Stattdessen interpretieren sie ihre Daten so, dass zumindest teilweise dieselben Gene die allgemeine Musikalität eines Menschen und seine Anfälligkeit für psychische Erkrankungen beeinflussen. Der Fachbegriff dafür lautet "horizontal pleiotropy". Der Einfluss genetischer Faktoren auf die geistige Gesundheit bzw. die Musikalität sei jeweils für sich wissenschaftlich belegt. 

Kein kausaler Zusammenhang

Forscherin Laura Wesseldijk vom MPIEA erklärt dazu: "Menschen machen also nicht Musik als Reaktion auf ihre psychischen Probleme oder andersherum. Vielmehr ist der Zusammenhang sowohl gemeinsamen genetischen Faktoren als auch Einflüssen des familiären Umfelds zuzuschreiben."

Es ließe sich aber nicht völlig ausschließen, dass nicht genetisch bedingte psychische Erkrankungen einen Einfluss auf musikalisches Engagement besäßen. 

Die Forschenden stellten aber keinen Kausalzusammenhang zwischen musikalischem Engagement und geistiger Gesundheit fest. Außerdem erklären sie, dass die positiven psychischen Auswirkungen des Musizierens von ihren Ergebnissen keinesfalls widerlegt würden.

Musiker sind anfälliger

Ein besonders interessanter Zusammenhang ergibt sich durch den Vergleich von künstlerisch tätigen Menschen mit Sportlern und Wissenschaftlern. 

Nur bei künstlerisch tätigen Menschen zeigte sich ein erhöhtes Risiko für Depressionen und Psychosen in Form eines erhöhten polygenetischen Wertes. Besonders ausgeprägt ist der Zusammenhang zwischen psychischen Erkrankungen und künstlerischen Leistungen bei Schriftstellern.

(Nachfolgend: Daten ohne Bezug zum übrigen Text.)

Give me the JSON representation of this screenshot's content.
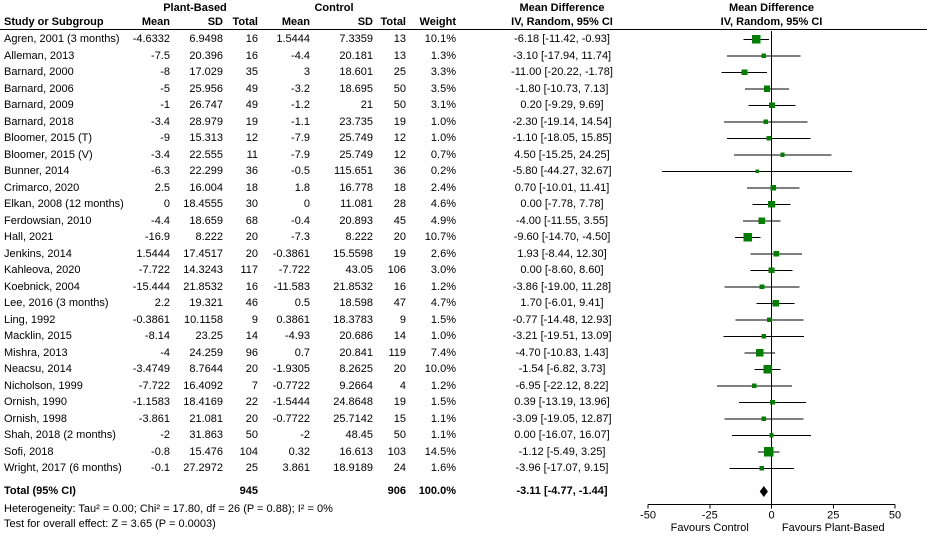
{
  "header": {
    "group1": "Plant-Based",
    "group2": "Control",
    "md_label": "Mean Difference",
    "study_col": "Study or Subgroup",
    "mean_col": "Mean",
    "sd_col": "SD",
    "total_col": "Total",
    "weight_col": "Weight",
    "ci_col": "IV, Random, 95% CI"
  },
  "footer": {
    "heterogeneity": "Heterogeneity: Tau² = 0.00; Chi² = 17.80, df = 26 (P = 0.88); I² = 0%",
    "overall_effect": "Test for overall effect: Z = 3.65 (P = 0.0003)"
  },
  "colors": {
    "square": "#007f00",
    "diamond": "#000000",
    "line": "#000000",
    "axis": "#000000"
  },
  "chart_data": {
    "type": "scatter",
    "subtype": "forest-plot",
    "title": "Mean Difference, IV, Random, 95% CI",
    "xlim": [
      -50,
      50
    ],
    "x_ticks": [
      -50,
      -25,
      0,
      25,
      50
    ],
    "favours_left": "Favours Control",
    "favours_right": "Favours Plant-Based",
    "studies": [
      {
        "study": "Agren, 2001 (3 months)",
        "pb_mean": "-4.6332",
        "pb_sd": "6.9498",
        "pb_total": "16",
        "c_mean": "1.5444",
        "c_sd": "7.3359",
        "c_total": "13",
        "weight": "10.1%",
        "ci_text": "-6.18 [-11.42, -0.93]",
        "md": -6.18,
        "lo": -11.42,
        "hi": -0.93,
        "w": 10.1
      },
      {
        "study": "Alleman, 2013",
        "pb_mean": "-7.5",
        "pb_sd": "20.396",
        "pb_total": "16",
        "c_mean": "-4.4",
        "c_sd": "20.181",
        "c_total": "13",
        "weight": "1.3%",
        "ci_text": "-3.10 [-17.94, 11.74]",
        "md": -3.1,
        "lo": -17.94,
        "hi": 11.74,
        "w": 1.3
      },
      {
        "study": "Barnard, 2000",
        "pb_mean": "-8",
        "pb_sd": "17.029",
        "pb_total": "35",
        "c_mean": "3",
        "c_sd": "18.601",
        "c_total": "25",
        "weight": "3.3%",
        "ci_text": "-11.00 [-20.22, -1.78]",
        "md": -11.0,
        "lo": -20.22,
        "hi": -1.78,
        "w": 3.3
      },
      {
        "study": "Barnard, 2006",
        "pb_mean": "-5",
        "pb_sd": "25.956",
        "pb_total": "49",
        "c_mean": "-3.2",
        "c_sd": "18.695",
        "c_total": "50",
        "weight": "3.5%",
        "ci_text": "-1.80 [-10.73, 7.13]",
        "md": -1.8,
        "lo": -10.73,
        "hi": 7.13,
        "w": 3.5
      },
      {
        "study": "Barnard, 2009",
        "pb_mean": "-1",
        "pb_sd": "26.747",
        "pb_total": "49",
        "c_mean": "-1.2",
        "c_sd": "21",
        "c_total": "50",
        "weight": "3.1%",
        "ci_text": "0.20 [-9.29, 9.69]",
        "md": 0.2,
        "lo": -9.29,
        "hi": 9.69,
        "w": 3.1
      },
      {
        "study": "Barnard, 2018",
        "pb_mean": "-3.4",
        "pb_sd": "28.979",
        "pb_total": "19",
        "c_mean": "-1.1",
        "c_sd": "23.735",
        "c_total": "19",
        "weight": "1.0%",
        "ci_text": "-2.30 [-19.14, 14.54]",
        "md": -2.3,
        "lo": -19.14,
        "hi": 14.54,
        "w": 1.0
      },
      {
        "study": "Bloomer, 2015 (T)",
        "pb_mean": "-9",
        "pb_sd": "15.313",
        "pb_total": "12",
        "c_mean": "-7.9",
        "c_sd": "25.749",
        "c_total": "12",
        "weight": "1.0%",
        "ci_text": "-1.10 [-18.05, 15.85]",
        "md": -1.1,
        "lo": -18.05,
        "hi": 15.85,
        "w": 1.0
      },
      {
        "study": "Bloomer, 2015 (V)",
        "pb_mean": "-3.4",
        "pb_sd": "22.555",
        "pb_total": "11",
        "c_mean": "-7.9",
        "c_sd": "25.749",
        "c_total": "12",
        "weight": "0.7%",
        "ci_text": "4.50 [-15.25, 24.25]",
        "md": 4.5,
        "lo": -15.25,
        "hi": 24.25,
        "w": 0.7
      },
      {
        "study": "Bunner, 2014",
        "pb_mean": "-6.3",
        "pb_sd": "22.299",
        "pb_total": "36",
        "c_mean": "-0.5",
        "c_sd": "115.651",
        "c_total": "36",
        "weight": "0.2%",
        "ci_text": "-5.80 [-44.27, 32.67]",
        "md": -5.8,
        "lo": -44.27,
        "hi": 32.67,
        "w": 0.2
      },
      {
        "study": "Crimarco, 2020",
        "pb_mean": "2.5",
        "pb_sd": "16.004",
        "pb_total": "18",
        "c_mean": "1.8",
        "c_sd": "16.778",
        "c_total": "18",
        "weight": "2.4%",
        "ci_text": "0.70 [-10.01, 11.41]",
        "md": 0.7,
        "lo": -10.01,
        "hi": 11.41,
        "w": 2.4
      },
      {
        "study": "Elkan, 2008 (12 months)",
        "pb_mean": "0",
        "pb_sd": "18.4555",
        "pb_total": "30",
        "c_mean": "0",
        "c_sd": "11.081",
        "c_total": "28",
        "weight": "4.6%",
        "ci_text": "0.00 [-7.78, 7.78]",
        "md": 0.0,
        "lo": -7.78,
        "hi": 7.78,
        "w": 4.6
      },
      {
        "study": "Ferdowsian, 2010",
        "pb_mean": "-4.4",
        "pb_sd": "18.659",
        "pb_total": "68",
        "c_mean": "-0.4",
        "c_sd": "20.893",
        "c_total": "45",
        "weight": "4.9%",
        "ci_text": "-4.00 [-11.55, 3.55]",
        "md": -4.0,
        "lo": -11.55,
        "hi": 3.55,
        "w": 4.9
      },
      {
        "study": "Hall, 2021",
        "pb_mean": "-16.9",
        "pb_sd": "8.222",
        "pb_total": "20",
        "c_mean": "-7.3",
        "c_sd": "8.222",
        "c_total": "20",
        "weight": "10.7%",
        "ci_text": "-9.60 [-14.70, -4.50]",
        "md": -9.6,
        "lo": -14.7,
        "hi": -4.5,
        "w": 10.7
      },
      {
        "study": "Jenkins, 2014",
        "pb_mean": "1.5444",
        "pb_sd": "17.4517",
        "pb_total": "20",
        "c_mean": "-0.3861",
        "c_sd": "15.5598",
        "c_total": "19",
        "weight": "2.6%",
        "ci_text": "1.93 [-8.44, 12.30]",
        "md": 1.93,
        "lo": -8.44,
        "hi": 12.3,
        "w": 2.6
      },
      {
        "study": "Kahleova, 2020",
        "pb_mean": "-7.722",
        "pb_sd": "14.3243",
        "pb_total": "117",
        "c_mean": "-7.722",
        "c_sd": "43.05",
        "c_total": "106",
        "weight": "3.0%",
        "ci_text": "0.00 [-8.60, 8.60]",
        "md": 0.0,
        "lo": -8.6,
        "hi": 8.6,
        "w": 3.0
      },
      {
        "study": "Koebnick, 2004",
        "pb_mean": "-15.444",
        "pb_sd": "21.8532",
        "pb_total": "16",
        "c_mean": "-11.583",
        "c_sd": "21.8532",
        "c_total": "16",
        "weight": "1.2%",
        "ci_text": "-3.86 [-19.00, 11.28]",
        "md": -3.86,
        "lo": -19.0,
        "hi": 11.28,
        "w": 1.2
      },
      {
        "study": "Lee, 2016 (3 months)",
        "pb_mean": "2.2",
        "pb_sd": "19.321",
        "pb_total": "46",
        "c_mean": "0.5",
        "c_sd": "18.598",
        "c_total": "47",
        "weight": "4.7%",
        "ci_text": "1.70 [-6.01, 9.41]",
        "md": 1.7,
        "lo": -6.01,
        "hi": 9.41,
        "w": 4.7
      },
      {
        "study": "Ling, 1992",
        "pb_mean": "-0.3861",
        "pb_sd": "10.1158",
        "pb_total": "9",
        "c_mean": "0.3861",
        "c_sd": "18.3783",
        "c_total": "9",
        "weight": "1.5%",
        "ci_text": "-0.77 [-14.48, 12.93]",
        "md": -0.77,
        "lo": -14.48,
        "hi": 12.93,
        "w": 1.5
      },
      {
        "study": "Macklin, 2015",
        "pb_mean": "-8.14",
        "pb_sd": "23.25",
        "pb_total": "14",
        "c_mean": "-4.93",
        "c_sd": "20.686",
        "c_total": "14",
        "weight": "1.0%",
        "ci_text": "-3.21 [-19.51, 13.09]",
        "md": -3.21,
        "lo": -19.51,
        "hi": 13.09,
        "w": 1.0
      },
      {
        "study": "Mishra, 2013",
        "pb_mean": "-4",
        "pb_sd": "24.259",
        "pb_total": "96",
        "c_mean": "0.7",
        "c_sd": "20.841",
        "c_total": "119",
        "weight": "7.4%",
        "ci_text": "-4.70 [-10.83, 1.43]",
        "md": -4.7,
        "lo": -10.83,
        "hi": 1.43,
        "w": 7.4
      },
      {
        "study": "Neacsu, 2014",
        "pb_mean": "-3.4749",
        "pb_sd": "8.7644",
        "pb_total": "20",
        "c_mean": "-1.9305",
        "c_sd": "8.2625",
        "c_total": "20",
        "weight": "10.0%",
        "ci_text": "-1.54 [-6.82, 3.73]",
        "md": -1.54,
        "lo": -6.82,
        "hi": 3.73,
        "w": 10.0
      },
      {
        "study": "Nicholson, 1999",
        "pb_mean": "-7.722",
        "pb_sd": "16.4092",
        "pb_total": "7",
        "c_mean": "-0.7722",
        "c_sd": "9.2664",
        "c_total": "4",
        "weight": "1.2%",
        "ci_text": "-6.95 [-22.12, 8.22]",
        "md": -6.95,
        "lo": -22.12,
        "hi": 8.22,
        "w": 1.2
      },
      {
        "study": "Ornish, 1990",
        "pb_mean": "-1.1583",
        "pb_sd": "18.4169",
        "pb_total": "22",
        "c_mean": "-1.5444",
        "c_sd": "24.8648",
        "c_total": "19",
        "weight": "1.5%",
        "ci_text": "0.39 [-13.19, 13.96]",
        "md": 0.39,
        "lo": -13.19,
        "hi": 13.96,
        "w": 1.5
      },
      {
        "study": "Ornish, 1998",
        "pb_mean": "-3.861",
        "pb_sd": "21.081",
        "pb_total": "20",
        "c_mean": "-0.7722",
        "c_sd": "25.7142",
        "c_total": "15",
        "weight": "1.1%",
        "ci_text": "-3.09 [-19.05, 12.87]",
        "md": -3.09,
        "lo": -19.05,
        "hi": 12.87,
        "w": 1.1
      },
      {
        "study": "Shah, 2018 (2 months)",
        "pb_mean": "-2",
        "pb_sd": "31.863",
        "pb_total": "50",
        "c_mean": "-2",
        "c_sd": "48.45",
        "c_total": "50",
        "weight": "1.1%",
        "ci_text": "0.00 [-16.07, 16.07]",
        "md": 0.0,
        "lo": -16.07,
        "hi": 16.07,
        "w": 1.1
      },
      {
        "study": "Sofi, 2018",
        "pb_mean": "-0.8",
        "pb_sd": "15.476",
        "pb_total": "104",
        "c_mean": "0.32",
        "c_sd": "16.613",
        "c_total": "103",
        "weight": "14.5%",
        "ci_text": "-1.12 [-5.49, 3.25]",
        "md": -1.12,
        "lo": -5.49,
        "hi": 3.25,
        "w": 14.5
      },
      {
        "study": "Wright, 2017 (6 months)",
        "pb_mean": "-0.1",
        "pb_sd": "27.2972",
        "pb_total": "25",
        "c_mean": "3.861",
        "c_sd": "18.9189",
        "c_total": "24",
        "weight": "1.6%",
        "ci_text": "-3.96 [-17.07, 9.15]",
        "md": -3.96,
        "lo": -17.07,
        "hi": 9.15,
        "w": 1.6
      }
    ],
    "total": {
      "label": "Total (95% CI)",
      "pb_total": "945",
      "c_total": "906",
      "weight": "100.0%",
      "ci_text": "-3.11 [-4.77, -1.44]",
      "md": -3.11,
      "lo": -4.77,
      "hi": -1.44
    }
  }
}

Stattdessen zeigten sowohl Wissenschaftler wie Sportler eine niedrigere genetische Anfälligkeit für Depressionen und andere psychische Erkrankungen.

Weitere Forschung nötig

Die Autoren der Studie weisen darauf hin, dass aufgrund der komplizierten Gesamtthematik weitere wissenschaftliche Untersuchungen nötig sind, um den Zusammenhang zwischen Musikalität und geistiger Gesundheit zu erforschen. Miriam Mosing vom MPIEA erklärt dazu:

"Der Zusammenhang zwischen Musikmachen und psychischer Gesundheit ist insgesamt also sehr komplex: Familiäre und genetische Faktoren können sowohl die Musikalität als auch die psychische Gesundheit beeinflussen. Darüber hinaus haben Musiker:innen offensichtlich im Durchschnitt ein leicht höheres genetisches Risiko für bestimmte psychische Erkrankungen".